While we might not have a billion-dollar budget of a blockbuster movie or a pop-corn eating audience of millions, collectively working in a way that embraces repetitive representation, we can, in little steps and nudges, move people. I tell you that because I have been moved. All of the photos in the post are photos I've taken of people whose stories I've told, and those stories have profoundly changed me as a person. I am a considerably different person, a better person, than who I was when this work began three years ago, because of what they have done for me. I owe them so much.
While creating a click-baity “Top Ten Ways You Can Create More Diverse Content” might be a more popular approach to talking about this topic, more important is encouraging us all, myself included, towards a commitment to constantly asking questions of ourselves and our work:
Is what I’m doing reflective of what I believe?
What can I do to better show the value and worth of all people?
Who am I not talking to but should be?
Are my intentions good but am I sending the wrong message?
How does the content I create contribute to the broader conversation of inclusion?
What are the ways I can use what I do to help the people in my community?

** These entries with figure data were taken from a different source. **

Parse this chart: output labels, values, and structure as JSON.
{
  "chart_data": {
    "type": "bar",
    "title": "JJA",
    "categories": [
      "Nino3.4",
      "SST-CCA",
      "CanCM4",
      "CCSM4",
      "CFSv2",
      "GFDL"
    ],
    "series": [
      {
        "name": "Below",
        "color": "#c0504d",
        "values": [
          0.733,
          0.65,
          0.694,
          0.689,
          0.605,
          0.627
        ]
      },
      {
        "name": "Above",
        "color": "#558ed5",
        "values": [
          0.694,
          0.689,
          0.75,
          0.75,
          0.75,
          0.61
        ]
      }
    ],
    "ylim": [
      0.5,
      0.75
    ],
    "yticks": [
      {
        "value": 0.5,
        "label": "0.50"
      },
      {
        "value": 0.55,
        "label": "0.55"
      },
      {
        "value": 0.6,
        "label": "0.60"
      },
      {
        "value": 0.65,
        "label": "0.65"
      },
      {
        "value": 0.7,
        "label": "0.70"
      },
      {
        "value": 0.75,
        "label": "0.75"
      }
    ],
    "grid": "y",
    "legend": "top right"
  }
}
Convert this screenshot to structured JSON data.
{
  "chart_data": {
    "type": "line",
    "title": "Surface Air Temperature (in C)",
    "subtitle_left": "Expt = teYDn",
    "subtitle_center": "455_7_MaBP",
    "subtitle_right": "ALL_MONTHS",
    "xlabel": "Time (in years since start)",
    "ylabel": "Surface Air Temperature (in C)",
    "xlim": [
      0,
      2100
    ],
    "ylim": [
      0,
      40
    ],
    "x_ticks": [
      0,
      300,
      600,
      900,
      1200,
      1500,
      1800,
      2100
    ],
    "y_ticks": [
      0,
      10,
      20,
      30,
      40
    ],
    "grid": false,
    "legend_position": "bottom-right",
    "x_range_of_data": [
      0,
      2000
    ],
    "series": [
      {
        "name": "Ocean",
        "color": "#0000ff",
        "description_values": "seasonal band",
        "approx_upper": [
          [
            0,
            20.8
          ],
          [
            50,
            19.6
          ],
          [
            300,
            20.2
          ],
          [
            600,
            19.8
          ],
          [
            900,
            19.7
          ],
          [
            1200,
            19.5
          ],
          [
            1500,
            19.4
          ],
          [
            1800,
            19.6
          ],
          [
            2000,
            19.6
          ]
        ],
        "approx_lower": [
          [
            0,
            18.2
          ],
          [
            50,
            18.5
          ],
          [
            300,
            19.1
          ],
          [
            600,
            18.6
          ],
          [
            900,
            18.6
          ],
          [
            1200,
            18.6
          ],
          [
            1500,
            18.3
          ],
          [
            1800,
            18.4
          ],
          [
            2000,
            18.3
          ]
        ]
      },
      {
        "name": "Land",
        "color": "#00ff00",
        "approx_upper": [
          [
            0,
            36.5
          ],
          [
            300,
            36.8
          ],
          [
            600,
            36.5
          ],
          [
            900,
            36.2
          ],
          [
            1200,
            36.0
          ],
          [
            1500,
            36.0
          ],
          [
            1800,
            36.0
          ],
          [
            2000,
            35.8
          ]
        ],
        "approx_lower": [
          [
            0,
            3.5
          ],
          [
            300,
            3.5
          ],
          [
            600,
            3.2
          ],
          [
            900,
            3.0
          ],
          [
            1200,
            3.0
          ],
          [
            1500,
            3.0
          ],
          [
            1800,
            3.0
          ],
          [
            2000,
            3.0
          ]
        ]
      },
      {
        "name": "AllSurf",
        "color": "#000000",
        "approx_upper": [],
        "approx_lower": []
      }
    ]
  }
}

After Ariel hands her voice over to Ursula, she ends up on the shore with a freshly minted pair of human legs…and Sebastian the crab is IRATE.
In his rant, he says, “The human world, it's a mess.”
He’s not wrong, but as creators, we also hold the power to make it just a little less messy. And while we’ve never been mermaids, like Ariel, within our depths we want to be human and be with humans.
We wanna be where the people—all people—are, and we can help create that place by being intentional with whose stories we tell, who we point our cameras at, who we write our words about, and what we create to craft the world.